Hubby was a master at passing through the kitchen and casually mentioning that he would have a couple of hands for dinner. (I once fed five men on two chicken breasts and a lot of cheese and tortillas. Show me a farm wife and I will show you a well stocked pantry ready to stretch a meal for additional hands.) He also was good at pausing to "request" that I come help with the tractor driving, since I wasn't busy--I guess a mountain of laundry and hands for dinner don't count as busy!
However, few farmers ever admit that their spouses know one thing about farming. Trust me I have had a crash course in farming but because I am the "little woman" I'm often not taken seriously. Nothing is more frustrating than coming up with a good idea only to have it laughed off by the men, then have the same idea pop back up later from a "male" as the best solution ever heard!

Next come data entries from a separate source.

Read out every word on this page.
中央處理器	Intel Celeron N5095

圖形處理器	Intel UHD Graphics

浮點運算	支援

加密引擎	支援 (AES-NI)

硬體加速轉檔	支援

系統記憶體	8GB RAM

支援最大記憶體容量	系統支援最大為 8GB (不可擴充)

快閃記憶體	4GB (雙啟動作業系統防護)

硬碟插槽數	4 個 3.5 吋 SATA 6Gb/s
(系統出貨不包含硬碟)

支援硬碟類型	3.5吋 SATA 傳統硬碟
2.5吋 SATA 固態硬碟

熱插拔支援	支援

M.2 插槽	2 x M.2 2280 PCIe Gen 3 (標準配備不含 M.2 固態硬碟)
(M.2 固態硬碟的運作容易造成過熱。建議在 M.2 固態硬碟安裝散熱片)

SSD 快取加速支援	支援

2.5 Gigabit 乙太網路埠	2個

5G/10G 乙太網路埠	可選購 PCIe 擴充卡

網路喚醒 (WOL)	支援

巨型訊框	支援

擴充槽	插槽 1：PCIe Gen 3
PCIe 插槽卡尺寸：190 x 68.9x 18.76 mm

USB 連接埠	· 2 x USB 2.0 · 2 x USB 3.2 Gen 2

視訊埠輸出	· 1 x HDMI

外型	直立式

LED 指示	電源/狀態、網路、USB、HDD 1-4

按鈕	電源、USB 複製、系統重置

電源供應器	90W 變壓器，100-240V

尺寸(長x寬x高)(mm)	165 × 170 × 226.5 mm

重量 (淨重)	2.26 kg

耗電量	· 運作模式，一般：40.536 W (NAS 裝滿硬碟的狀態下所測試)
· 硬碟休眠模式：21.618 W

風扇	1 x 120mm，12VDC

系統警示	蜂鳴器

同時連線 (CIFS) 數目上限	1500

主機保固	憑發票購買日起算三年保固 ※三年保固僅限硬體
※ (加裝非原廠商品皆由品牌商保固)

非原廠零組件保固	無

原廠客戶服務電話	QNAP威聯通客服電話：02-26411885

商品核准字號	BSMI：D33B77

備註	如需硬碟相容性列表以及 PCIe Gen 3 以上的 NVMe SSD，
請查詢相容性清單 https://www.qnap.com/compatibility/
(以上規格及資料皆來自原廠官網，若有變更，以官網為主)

One area I have been accepted as an authority is when the cows are in labor. For some reason hubby just doesn't "get it". I realized he needed help early on when I wandered down to join him at the fence, "What are you doing?" "I'm watching that cow. Do you think she's calving?" he mused. I watched her obvious labor contractions for a few minutes and asked, "Uh, just what do you think she's doing?" "Well, she's acting a little funny but she's not quite due." he responded. With a snort, I replied, "Of course she is in labor and working hard. If she doesn't deliver in about 15 minutes you better get her in the barn and help her!" Fifteen minutes later we were walking her to the barn and fifteen after that we had pulled a dandy, big calf. "How did you know?" he asked. I just shook my head, not surprised at his denseness.
After all this is the same man that made me wait to go to the hospital to deliver our daughter until he had gone to the office to finish some paperwork. She was born barely thirty minutes after we arrived at the hospital. He thought it was great timing. The doctor thought he was nuts! I was just glad she wasn't born in the pickup truck.